The high-speed bullet train between Houston and Dallas is taking shape. Courtesy JR Central.
The much-talked-about Texas bullet train is picking up steam once again after 20 proposed bills threatened to derail the project. As state legislature completed its regular session, it passed only two of the proposed bills – neither of which will block development of the proposed $12 billion rail that would zoom high-speed trains between Houston and Dallas at 205 MPH.
The first bill that passed prevents the use of state funds for the ambitious project, which does force the high-speed train to be completely privately funded. The other bill requires the rail service to meet strict security standards for the safety of passengers.
Texas Central Group, the privately funded rail firm behind the project, applauded the legislature for its cooperation in a public statement. The firm says it is ready to move forward with building the rail the right way – what it is dubbing the “Texas Way.”
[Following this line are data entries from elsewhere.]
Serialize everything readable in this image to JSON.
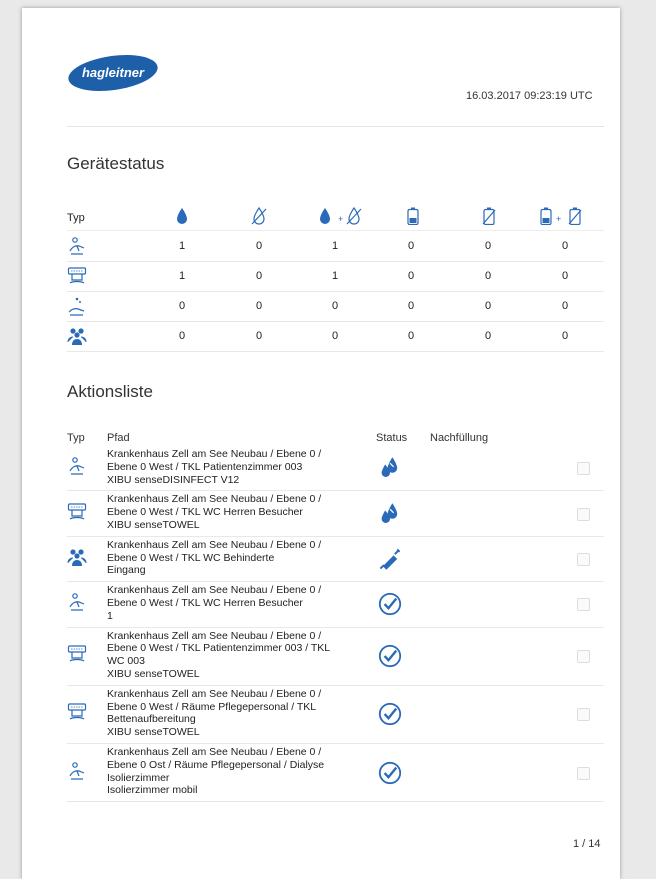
{
  "header": {
    "logo_text": "hagleitner",
    "timestamp": "16.03.2017 09:23:19 UTC"
  },
  "device_status": {
    "title": "Gerätestatus",
    "type_label": "Typ",
    "column_icons": [
      "drop-icon",
      "drop-crossed-icon",
      "drop-plus-drop-crossed-icon",
      "battery-icon",
      "battery-crossed-icon",
      "battery-plus-battery-crossed-icon"
    ],
    "rows": [
      {
        "type_icon": "hand-disinfect-icon",
        "values": [
          "1",
          "0",
          "1",
          "0",
          "0",
          "0"
        ]
      },
      {
        "type_icon": "towel-dispenser-icon",
        "values": [
          "1",
          "0",
          "1",
          "0",
          "0",
          "0"
        ]
      },
      {
        "type_icon": "hand-wash-icon",
        "values": [
          "0",
          "0",
          "0",
          "0",
          "0",
          "0"
        ]
      },
      {
        "type_icon": "people-group-icon",
        "values": [
          "0",
          "0",
          "0",
          "0",
          "0",
          "0"
        ]
      }
    ]
  },
  "action_list": {
    "title": "Aktionsliste",
    "headers": {
      "type": "Typ",
      "path": "Pfad",
      "status": "Status",
      "refill": "Nachfüllung"
    },
    "rows": [
      {
        "type_icon": "hand-disinfect-icon",
        "status_icon": "drops-icon",
        "path": [
          "Krankenhaus Zell am See Neubau / Ebene 0 /",
          "Ebene 0 West / TKL Patientenzimmer 003",
          "XIBU senseDISINFECT V12"
        ]
      },
      {
        "type_icon": "towel-dispenser-icon",
        "status_icon": "drops-icon",
        "path": [
          "Krankenhaus Zell am See Neubau / Ebene 0 /",
          "Ebene 0 West / TKL WC Herren Besucher",
          "XIBU senseTOWEL"
        ]
      },
      {
        "type_icon": "people-group-icon",
        "status_icon": "syringe-icon",
        "path": [
          "Krankenhaus Zell am See Neubau / Ebene 0 /",
          "Ebene 0 West / TKL WC Behinderte",
          "Eingang"
        ]
      },
      {
        "type_icon": "hand-disinfect-icon",
        "status_icon": "check-circle-icon",
        "path": [
          "Krankenhaus Zell am See Neubau / Ebene 0 /",
          "Ebene 0 West / TKL WC Herren Besucher",
          "1"
        ]
      },
      {
        "type_icon": "towel-dispenser-icon",
        "status_icon": "check-circle-icon",
        "path": [
          "Krankenhaus Zell am See Neubau / Ebene 0 /",
          "Ebene 0 West / TKL Patientenzimmer 003 / TKL",
          "WC 003",
          "XIBU senseTOWEL"
        ]
      },
      {
        "type_icon": "towel-dispenser-icon",
        "status_icon": "check-circle-icon",
        "path": [
          "Krankenhaus Zell am See Neubau / Ebene 0 /",
          "Ebene 0 West / Räume Pflegepersonal / TKL",
          "Bettenaufbereitung",
          "XIBU senseTOWEL"
        ]
      },
      {
        "type_icon": "hand-disinfect-icon",
        "status_icon": "check-circle-icon",
        "path": [
          "Krankenhaus Zell am See Neubau / Ebene 0 /",
          "Ebene 0 Ost / Räume Pflegepersonal / Dialyse",
          "Isolierzimmer",
          "Isolierzimmer mobil"
        ]
      }
    ]
  },
  "footer": {
    "page": "1 / 14"
  },
  "colors": {
    "brand_blue": "#1d5fa8",
    "icon_blue": "#2a6ab8"
  }
}
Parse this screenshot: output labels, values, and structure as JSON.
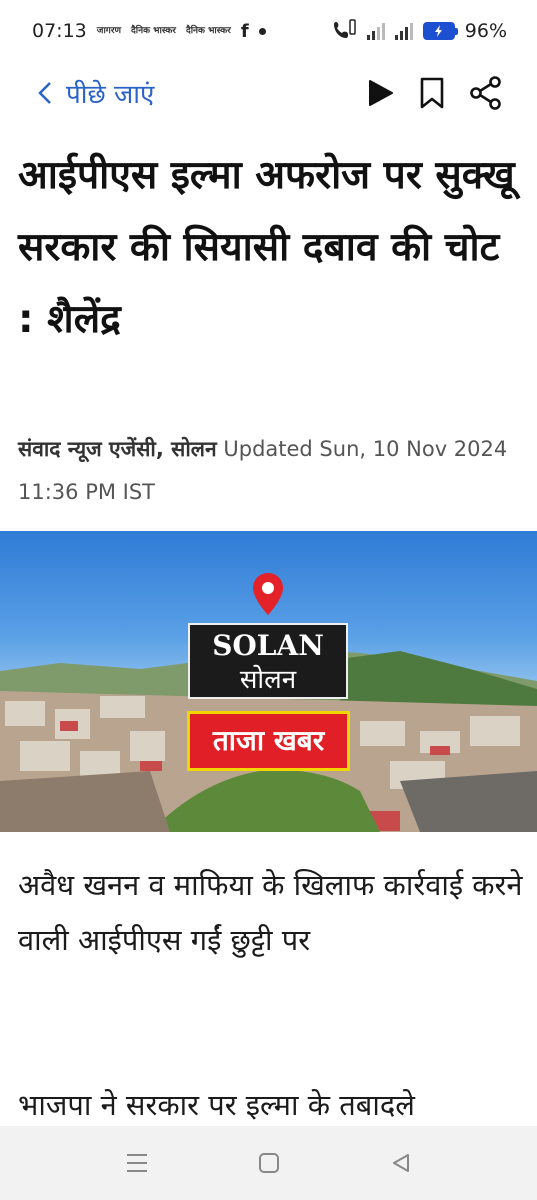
{
  "status": {
    "time": "07:13",
    "notifications": [
      "जागरण",
      "दैनिक भास्कर",
      "दैनिक भास्कर"
    ],
    "battery": "96%"
  },
  "topnav": {
    "back_label": "पीछे जाएं",
    "icons": [
      "play-icon",
      "bookmark-icon",
      "share-icon"
    ]
  },
  "article": {
    "headline": "आईपीएस इल्मा अफरोज पर सुक्खू सरकार की सियासी दबाव की चोट : शैलेंद्र",
    "byline_author": "संवाद न्यूज एजेंसी, सोलन",
    "byline_updated": "Updated Sun, 10 Nov 2024 11:36 PM IST",
    "image": {
      "label_en": "SOLAN",
      "label_hi": "सोलन",
      "badge": "ताजा खबर"
    },
    "paragraphs": [
      "अवैध खनन व माफिया के खिलाफ कार्रवाई करने वाली आईपीएस गईं छुट्टी पर",
      "भाजपा ने सरकार पर इल्मा के तबादले"
    ]
  },
  "colors": {
    "accent": "#2962c9",
    "badge_red": "#e01f26",
    "badge_border": "#f2d600"
  },
  "system_nav": [
    "menu-icon",
    "home-icon",
    "back-icon"
  ]
}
“The ‘Texas Way’ means this project will be the SAFEST way to travel in the world, built and operated based on data-driven decisions from free market principles and no state appropriations. The two bills that were approved are rooted in that – safety and fiscal responsibility,” wrote Holly Reed, Texas Central’s managing director of external affairs..
When (and if) it’s finished, the train will whisk passengers between Dallas and Houston in under 90 minutes. Depending on the timing of the Draft Environmental Impact Statement, construction on the 240 mile rail could start as early as 2018. Early projections have the build taking five years.
The rail corridor will use the N700-I Bullet total system, an international version of the system currently used in Japan to carry passengers between Tokyo and Osaka. The technology has a spotless safety record, operating for more than half a century in Japan without a single passenger injury or fatality due to train accidents.
The system also uses less energy and expends less carbon dioxide than commercial airplanes. Texas Central says that the bullet train’s ticket prices will be “very competitive with those of airlines.” The high-speed train will pose a major threat to airlines if it ever does get built, but it’s still got a ways to go before it can hit the rails running.